Social media offers an attractive site for Big Data research. Access to big social media data, however, is controlled by companies that privilege corporate, governmental, and private research firms. Additionally, Institutional Review Boards’ regulative practices and slow adaptation to emerging ethical dilemmas in online contexts creates challenges for Big Data researchers. We examine these challenges in the context of a feminist qualitative Big Data analysis of the hashtag event #WhyIStayed. We argue power, context, and subjugated knowledges must each be central considerations in conducting Big Data social media research.

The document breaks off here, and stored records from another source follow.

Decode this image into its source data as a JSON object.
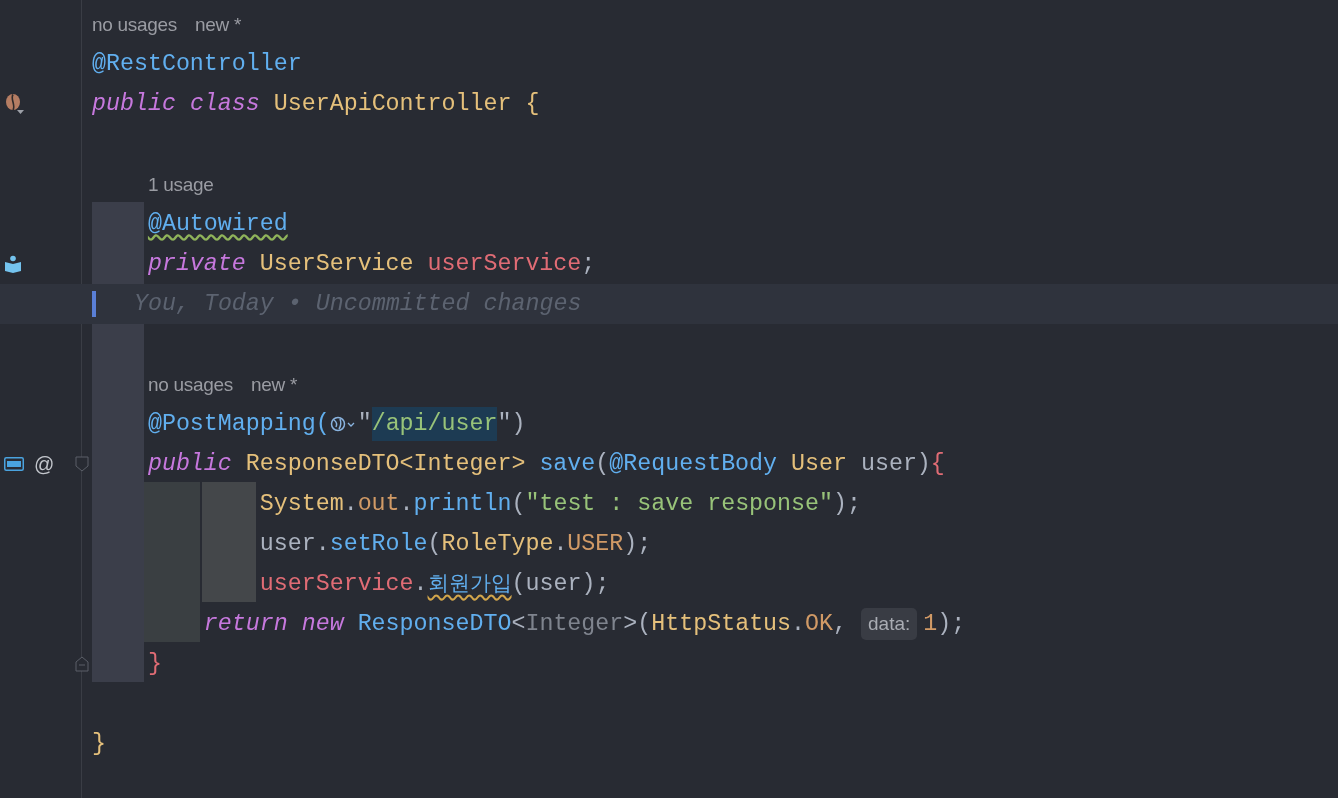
{
  "editor": {
    "lines": [
      {
        "kind": "hint",
        "indented": false,
        "hints": [
          "no usages",
          "new *"
        ]
      },
      {
        "kind": "code",
        "tokens": [
          {
            "kind": "annotation",
            "text": "@RestController"
          }
        ]
      },
      {
        "kind": "code",
        "gutter": [
          {
            "kind": "bean"
          }
        ],
        "tokens": [
          {
            "kind": "keyword",
            "text": "public "
          },
          {
            "kind": "keyword",
            "text": "class "
          },
          {
            "kind": "type_name",
            "text": "UserApiController "
          },
          {
            "kind": "bracket_gold",
            "text": "{"
          }
        ]
      },
      {
        "kind": "blank"
      },
      {
        "kind": "hint",
        "indented": true,
        "hints": [
          "1 usage"
        ]
      },
      {
        "kind": "code",
        "tokens": [
          {
            "kind": "annotation_weak_warning",
            "text": "    @Autowired"
          }
        ]
      },
      {
        "kind": "code",
        "gutter": [
          {
            "kind": "injected_bean"
          }
        ],
        "tokens": [
          {
            "kind": "keyword",
            "text": "    private "
          },
          {
            "kind": "type_name",
            "text": "UserService "
          },
          {
            "kind": "field",
            "text": "userService"
          },
          {
            "kind": "plain",
            "text": ";"
          }
        ]
      },
      {
        "kind": "blame",
        "text": "You, Today • Uncommitted changes"
      },
      {
        "kind": "blank"
      },
      {
        "kind": "hint",
        "indented": true,
        "hints": [
          "no usages",
          "new *"
        ]
      },
      {
        "kind": "code",
        "tokens": [
          {
            "kind": "annotation",
            "text": "    @PostMapping("
          },
          {
            "kind": "globe_icon"
          },
          {
            "kind": "plain",
            "text": "\""
          },
          {
            "kind": "url",
            "text": "/api/user"
          },
          {
            "kind": "plain",
            "text": "\")"
          }
        ]
      },
      {
        "kind": "code",
        "gutter": [
          {
            "kind": "api"
          },
          {
            "kind": "text",
            "text": "@"
          },
          {
            "kind": "fold_start"
          }
        ],
        "tokens": [
          {
            "kind": "keyword",
            "text": "    public "
          },
          {
            "kind": "type_name",
            "text": "ResponseDTO<Integer> "
          },
          {
            "kind": "method",
            "text": "save"
          },
          {
            "kind": "plain",
            "text": "("
          },
          {
            "kind": "annotation",
            "text": "@RequestBody "
          },
          {
            "kind": "type_name",
            "text": "User "
          },
          {
            "kind": "plain",
            "text": "user)"
          },
          {
            "kind": "bracket_red",
            "text": "{"
          }
        ]
      },
      {
        "kind": "code",
        "tokens": [
          {
            "kind": "type_name",
            "text": "            System"
          },
          {
            "kind": "plain",
            "text": "."
          },
          {
            "kind": "constant",
            "text": "out"
          },
          {
            "kind": "plain",
            "text": "."
          },
          {
            "kind": "method",
            "text": "println"
          },
          {
            "kind": "plain",
            "text": "("
          },
          {
            "kind": "string",
            "text": "\"test : save response\""
          },
          {
            "kind": "plain",
            "text": ");"
          }
        ]
      },
      {
        "kind": "code",
        "tokens": [
          {
            "kind": "plain",
            "text": "            user."
          },
          {
            "kind": "method",
            "text": "setRole"
          },
          {
            "kind": "plain",
            "text": "("
          },
          {
            "kind": "type_name",
            "text": "RoleType"
          },
          {
            "kind": "plain",
            "text": "."
          },
          {
            "kind": "constant",
            "text": "USER"
          },
          {
            "kind": "plain",
            "text": ");"
          }
        ]
      },
      {
        "kind": "code",
        "tokens": [
          {
            "kind": "field",
            "text": "            userService"
          },
          {
            "kind": "plain",
            "text": "."
          },
          {
            "kind": "method_korean_typo",
            "text": "회원가입"
          },
          {
            "kind": "plain",
            "text": "(user);"
          }
        ]
      },
      {
        "kind": "code",
        "tokens": [
          {
            "kind": "keyword",
            "text": "        return "
          },
          {
            "kind": "keyword",
            "text": "new "
          },
          {
            "kind": "method",
            "text": "ResponseDTO"
          },
          {
            "kind": "plain",
            "text": "<"
          },
          {
            "kind": "muted",
            "text": "Integer"
          },
          {
            "kind": "plain",
            "text": ">("
          },
          {
            "kind": "type_name",
            "text": "HttpStatus"
          },
          {
            "kind": "plain",
            "text": "."
          },
          {
            "kind": "constant",
            "text": "OK"
          },
          {
            "kind": "plain",
            "text": ", "
          },
          {
            "kind": "inlay",
            "text": "data:"
          },
          {
            "kind": "constant",
            "text": "1"
          },
          {
            "kind": "plain",
            "text": ");"
          }
        ]
      },
      {
        "kind": "code",
        "gutter": [
          {
            "kind": "fold_end"
          }
        ],
        "tokens": [
          {
            "kind": "bracket_red",
            "text": "    }"
          }
        ]
      },
      {
        "kind": "blank"
      },
      {
        "kind": "code",
        "tokens": [
          {
            "kind": "bracket_gold",
            "text": "}"
          }
        ]
      }
    ]
  }
}
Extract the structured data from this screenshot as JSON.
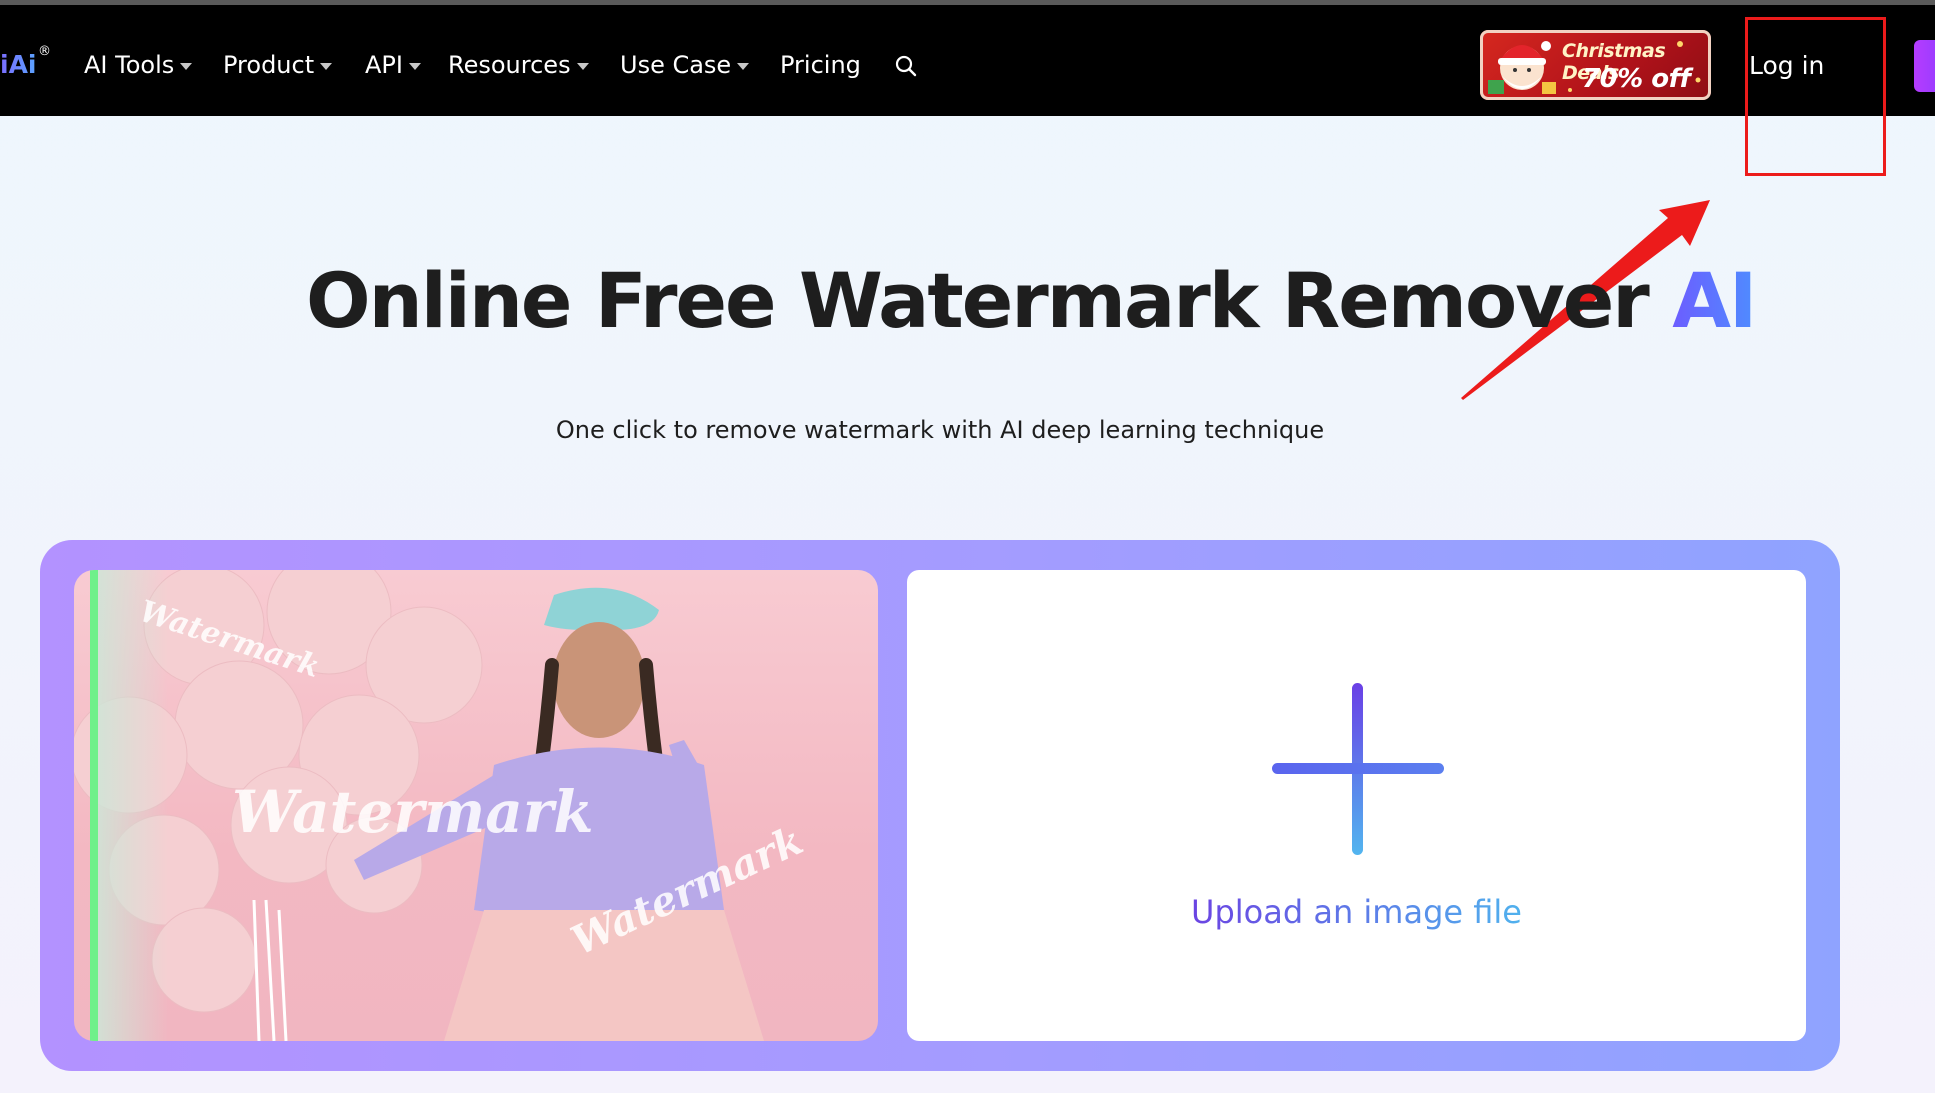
{
  "navbar": {
    "logo_text": "iAi",
    "logo_mark": "®",
    "items": [
      {
        "label": "AI Tools",
        "has_dropdown": true
      },
      {
        "label": "Product",
        "has_dropdown": true
      },
      {
        "label": "API",
        "has_dropdown": true
      },
      {
        "label": "Resources",
        "has_dropdown": true
      },
      {
        "label": "Use Case",
        "has_dropdown": true
      },
      {
        "label": "Pricing",
        "has_dropdown": false
      }
    ],
    "search_icon": "search-icon",
    "deal_banner": {
      "title": "Christmas Deals",
      "subtitle": "70% off"
    },
    "login_label": "Log in"
  },
  "hero": {
    "title_main": "Online Free Watermark Remover ",
    "title_accent": "AI",
    "subtitle": "One click to remove watermark with AI deep learning technique"
  },
  "demo": {
    "watermarks": [
      "Watermark",
      "Watermark",
      "Watermark"
    ]
  },
  "upload": {
    "icon": "plus-icon",
    "label": "Upload an image file"
  },
  "colors": {
    "navbar_bg": "#000000",
    "accent_purple": "#6c3fe2",
    "accent_blue": "#4fb6ee",
    "annotation_red": "#ec1b1b"
  }
}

In doing so, this paper offers a feminist practice of holistic reflexivity in order to help social media researchers navigate and negotiate this terrain.
Scholars have argued that digital spaces are key sites for feminist activism, which can be seen in the emergence of “hashtag feminism,” or the use of social media hashtags to address feminist-identified issues through sharing personal experiences of inequality, constructing counter-discourses, and critiquing cultural figures and institutions. However, more empirical research is needed that examines both the possibilities and constraints of hashtag feminism. Through a qualitative analysis of 51,577 archived tweets and semi-structured interviews, we trace the ways #WhyIStayed creates a space for feminist activism in response to victim-blaming related to domestic violence through voice, multivocality, and visibility. More specifically, we critically analyze postfeminist discourses within #WhyIStayed in order to examine contradictions within the hashtag event as well as how these postfeminist contradictions shape possibilities for feminist activism online.
Reflexivity is considered a hallmark of qualitative research. With the continued growth in team-based research, more attention is needed to what it means to practice reflexivity within the context of these research collaborations. In this article, we draw upon scholarship on reflexivity and our own experiences to develop what we term ‘collaborative feminist reflexivity’ (CFR). CFR represents a form of reflexivity that is distinctly collaborative in how it is enacted, grounded in feminist epistemological and ethical commitments, holistically engaged throughout the research process, and multifaceted, involving multiple formal and informal practices. In critically analyzing our own reflexive practices in the context of an interdisciplinary, multi-method study on hashtag activism related to domestic violence, we seek to identify specific practices for research teams as well as interrogate the potentials and limitations of these practices for enacting feminist reflexivity.